Planetary scientist Shannon MacKenzie of Johns Hopkins University and colleagues want to send a mission there to find out. To plumb the depths, and sample the plumes, and find out if there are microbes living in hydrothermal vents.
“Our goal is to provide a prioritised set of science objectives that ensures even a non-detection of life provides meaningful results,” they write in their abstract.
“With direct access to fresh plume samples and the high habitable potential of its ocean, Enceladus thus offers the unique and unparalleled potential for answering the fundamental questions surrounding life elsewhere in the Solar System.”
For some reason, we have never sent a dedicated probe to the Solar System’s outer planets – ice giants Neptune and Uranus. And that creates a pretty glaring gap in our knowledge of our home system – and exoplanets, considering that Neptune-type planets are probably really common.
This, according to planetary physicist Abigail Rymer of Johns Hopkins University and colleagues, is an issue that needs to be addressed. They propose a flagship mission to the outer Solar System to study not just Neptune, but its moon Triton – the only moon in the Solar System to orbit its planet against the planet’s rotation.

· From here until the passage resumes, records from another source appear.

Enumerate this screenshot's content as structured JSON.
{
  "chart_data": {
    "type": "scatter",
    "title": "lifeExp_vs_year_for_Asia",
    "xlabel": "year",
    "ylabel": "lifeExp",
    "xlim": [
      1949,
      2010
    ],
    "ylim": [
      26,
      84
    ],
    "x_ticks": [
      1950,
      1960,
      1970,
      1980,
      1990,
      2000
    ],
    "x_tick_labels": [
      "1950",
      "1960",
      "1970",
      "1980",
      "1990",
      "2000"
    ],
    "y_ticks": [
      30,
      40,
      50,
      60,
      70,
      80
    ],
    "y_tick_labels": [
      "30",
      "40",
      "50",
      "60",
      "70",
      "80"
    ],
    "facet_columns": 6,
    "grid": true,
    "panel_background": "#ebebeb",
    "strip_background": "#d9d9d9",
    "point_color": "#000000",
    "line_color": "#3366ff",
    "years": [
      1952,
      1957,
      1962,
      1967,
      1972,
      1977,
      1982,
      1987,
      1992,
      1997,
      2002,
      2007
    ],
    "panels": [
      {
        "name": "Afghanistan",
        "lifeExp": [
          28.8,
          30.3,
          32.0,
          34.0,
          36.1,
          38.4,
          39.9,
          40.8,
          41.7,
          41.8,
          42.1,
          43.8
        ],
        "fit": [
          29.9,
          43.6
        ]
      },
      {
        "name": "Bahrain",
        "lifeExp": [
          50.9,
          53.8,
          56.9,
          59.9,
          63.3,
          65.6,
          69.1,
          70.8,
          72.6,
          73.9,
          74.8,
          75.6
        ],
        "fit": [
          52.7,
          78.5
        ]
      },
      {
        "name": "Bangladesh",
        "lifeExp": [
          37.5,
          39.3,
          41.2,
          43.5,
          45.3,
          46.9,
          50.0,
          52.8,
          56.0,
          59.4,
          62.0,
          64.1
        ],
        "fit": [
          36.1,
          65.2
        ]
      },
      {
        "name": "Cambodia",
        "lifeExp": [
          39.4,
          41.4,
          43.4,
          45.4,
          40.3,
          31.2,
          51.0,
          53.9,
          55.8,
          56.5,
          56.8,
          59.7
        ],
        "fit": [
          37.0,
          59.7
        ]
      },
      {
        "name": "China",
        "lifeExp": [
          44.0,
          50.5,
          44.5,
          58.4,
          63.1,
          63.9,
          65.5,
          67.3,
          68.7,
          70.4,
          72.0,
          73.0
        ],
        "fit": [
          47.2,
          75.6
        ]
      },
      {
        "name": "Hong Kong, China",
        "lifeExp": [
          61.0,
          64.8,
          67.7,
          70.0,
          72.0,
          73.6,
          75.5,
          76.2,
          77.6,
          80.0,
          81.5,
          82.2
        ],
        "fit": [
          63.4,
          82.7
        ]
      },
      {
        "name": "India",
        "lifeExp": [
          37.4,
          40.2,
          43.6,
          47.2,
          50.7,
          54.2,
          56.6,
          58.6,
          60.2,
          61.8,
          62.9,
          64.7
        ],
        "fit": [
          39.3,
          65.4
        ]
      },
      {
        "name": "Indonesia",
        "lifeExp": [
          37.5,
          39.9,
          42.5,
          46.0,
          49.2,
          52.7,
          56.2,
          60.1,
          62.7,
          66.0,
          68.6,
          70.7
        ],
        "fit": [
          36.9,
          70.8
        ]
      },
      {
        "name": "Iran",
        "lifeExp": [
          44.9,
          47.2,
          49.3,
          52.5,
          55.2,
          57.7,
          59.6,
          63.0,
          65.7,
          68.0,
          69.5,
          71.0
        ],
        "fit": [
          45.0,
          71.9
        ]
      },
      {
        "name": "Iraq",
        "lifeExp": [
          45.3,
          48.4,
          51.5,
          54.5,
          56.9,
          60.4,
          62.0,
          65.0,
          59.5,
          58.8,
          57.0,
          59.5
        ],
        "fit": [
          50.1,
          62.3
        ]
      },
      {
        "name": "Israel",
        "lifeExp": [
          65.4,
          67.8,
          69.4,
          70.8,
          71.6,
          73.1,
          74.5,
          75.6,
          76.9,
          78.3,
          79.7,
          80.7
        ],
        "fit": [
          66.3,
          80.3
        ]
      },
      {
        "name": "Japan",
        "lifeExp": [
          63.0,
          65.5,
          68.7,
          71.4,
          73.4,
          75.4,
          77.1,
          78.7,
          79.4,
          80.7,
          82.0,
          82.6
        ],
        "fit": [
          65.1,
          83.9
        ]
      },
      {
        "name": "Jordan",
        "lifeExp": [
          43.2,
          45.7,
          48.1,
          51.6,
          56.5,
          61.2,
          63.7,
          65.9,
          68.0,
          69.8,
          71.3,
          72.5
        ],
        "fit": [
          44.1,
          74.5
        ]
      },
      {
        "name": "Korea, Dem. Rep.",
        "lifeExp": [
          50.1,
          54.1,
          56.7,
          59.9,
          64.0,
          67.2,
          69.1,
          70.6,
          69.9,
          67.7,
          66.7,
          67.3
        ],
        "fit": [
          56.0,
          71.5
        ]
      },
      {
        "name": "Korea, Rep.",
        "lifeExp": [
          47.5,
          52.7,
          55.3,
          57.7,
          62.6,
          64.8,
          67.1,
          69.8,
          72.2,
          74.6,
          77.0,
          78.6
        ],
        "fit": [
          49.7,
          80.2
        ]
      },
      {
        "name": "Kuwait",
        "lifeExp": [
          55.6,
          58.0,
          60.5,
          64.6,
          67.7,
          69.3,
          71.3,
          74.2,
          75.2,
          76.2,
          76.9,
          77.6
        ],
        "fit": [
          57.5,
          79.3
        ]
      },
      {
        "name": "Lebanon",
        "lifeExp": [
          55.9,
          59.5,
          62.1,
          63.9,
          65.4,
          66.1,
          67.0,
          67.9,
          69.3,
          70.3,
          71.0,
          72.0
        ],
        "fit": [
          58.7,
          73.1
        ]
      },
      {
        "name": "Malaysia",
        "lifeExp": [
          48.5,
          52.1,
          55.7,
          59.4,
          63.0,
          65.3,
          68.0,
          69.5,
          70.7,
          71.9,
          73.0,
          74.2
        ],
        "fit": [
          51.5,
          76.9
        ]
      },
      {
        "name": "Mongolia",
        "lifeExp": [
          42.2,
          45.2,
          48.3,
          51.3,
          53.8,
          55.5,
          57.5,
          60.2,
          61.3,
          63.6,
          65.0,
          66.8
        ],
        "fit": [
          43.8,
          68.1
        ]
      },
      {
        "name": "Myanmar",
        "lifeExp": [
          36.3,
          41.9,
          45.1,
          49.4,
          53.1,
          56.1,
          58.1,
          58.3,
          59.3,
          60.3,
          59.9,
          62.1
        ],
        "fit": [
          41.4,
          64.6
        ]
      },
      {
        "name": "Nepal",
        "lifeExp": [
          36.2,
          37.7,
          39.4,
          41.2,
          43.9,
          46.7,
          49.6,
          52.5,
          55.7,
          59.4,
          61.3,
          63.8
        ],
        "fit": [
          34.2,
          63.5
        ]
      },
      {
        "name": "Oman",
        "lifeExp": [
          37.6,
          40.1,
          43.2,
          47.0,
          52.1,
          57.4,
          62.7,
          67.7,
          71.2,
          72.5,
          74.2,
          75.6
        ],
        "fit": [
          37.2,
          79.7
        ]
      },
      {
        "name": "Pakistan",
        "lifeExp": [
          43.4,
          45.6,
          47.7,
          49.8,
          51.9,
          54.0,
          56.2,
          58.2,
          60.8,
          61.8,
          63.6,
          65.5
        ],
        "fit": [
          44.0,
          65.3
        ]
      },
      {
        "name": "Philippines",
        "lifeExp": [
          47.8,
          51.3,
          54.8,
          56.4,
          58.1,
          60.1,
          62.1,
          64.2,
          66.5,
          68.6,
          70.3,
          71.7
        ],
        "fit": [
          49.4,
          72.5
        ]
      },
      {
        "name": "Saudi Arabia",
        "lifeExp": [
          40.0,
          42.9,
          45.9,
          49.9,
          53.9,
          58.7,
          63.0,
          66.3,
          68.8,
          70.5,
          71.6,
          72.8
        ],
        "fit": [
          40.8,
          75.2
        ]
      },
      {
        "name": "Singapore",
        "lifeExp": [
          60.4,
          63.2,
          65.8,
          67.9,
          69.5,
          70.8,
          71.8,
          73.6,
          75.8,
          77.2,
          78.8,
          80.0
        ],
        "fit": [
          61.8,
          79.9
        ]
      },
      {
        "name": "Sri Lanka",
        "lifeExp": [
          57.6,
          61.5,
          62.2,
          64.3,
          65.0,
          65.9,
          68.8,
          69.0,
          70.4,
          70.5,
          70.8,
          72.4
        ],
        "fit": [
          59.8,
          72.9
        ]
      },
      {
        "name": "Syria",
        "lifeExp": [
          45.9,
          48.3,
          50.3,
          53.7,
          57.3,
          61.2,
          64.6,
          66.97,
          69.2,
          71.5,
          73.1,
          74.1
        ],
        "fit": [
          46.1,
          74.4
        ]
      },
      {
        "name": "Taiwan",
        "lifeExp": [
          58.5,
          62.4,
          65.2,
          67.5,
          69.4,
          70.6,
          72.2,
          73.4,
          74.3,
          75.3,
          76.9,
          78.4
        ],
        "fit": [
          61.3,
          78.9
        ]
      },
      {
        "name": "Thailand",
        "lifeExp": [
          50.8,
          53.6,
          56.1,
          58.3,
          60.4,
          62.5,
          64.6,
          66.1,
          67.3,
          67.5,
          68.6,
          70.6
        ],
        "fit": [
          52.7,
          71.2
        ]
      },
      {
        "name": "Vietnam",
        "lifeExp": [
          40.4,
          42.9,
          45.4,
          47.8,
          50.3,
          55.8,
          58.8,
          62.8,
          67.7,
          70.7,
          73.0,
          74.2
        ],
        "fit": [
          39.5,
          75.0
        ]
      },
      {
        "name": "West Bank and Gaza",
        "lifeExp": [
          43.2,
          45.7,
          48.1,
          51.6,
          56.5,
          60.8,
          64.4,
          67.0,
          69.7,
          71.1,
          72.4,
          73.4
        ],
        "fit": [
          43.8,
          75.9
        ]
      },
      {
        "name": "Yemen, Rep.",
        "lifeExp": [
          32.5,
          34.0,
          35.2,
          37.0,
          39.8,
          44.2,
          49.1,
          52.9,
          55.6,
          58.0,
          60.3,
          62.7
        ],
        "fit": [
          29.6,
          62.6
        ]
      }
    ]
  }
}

“Ice giants challenge our understanding of planetary formation, evolution and physics,” they write in their abstract.
“For example, models suggest that they have a narrow time window for formation [..] But if their formation requires such special timing, why are they so common?”
In addition, features observed by Voyager 2 suggest that Triton may be an ocean moon, too. Observing its plume activity could help piece together its interior composition and history; it seems a mission to this neglected portion of the Solar System is well overdue.
The Solar System is really big, and diverse, and there’s so much to see and so much to learn. In an ideal Universe, we could send all of the probes. Maybe one day.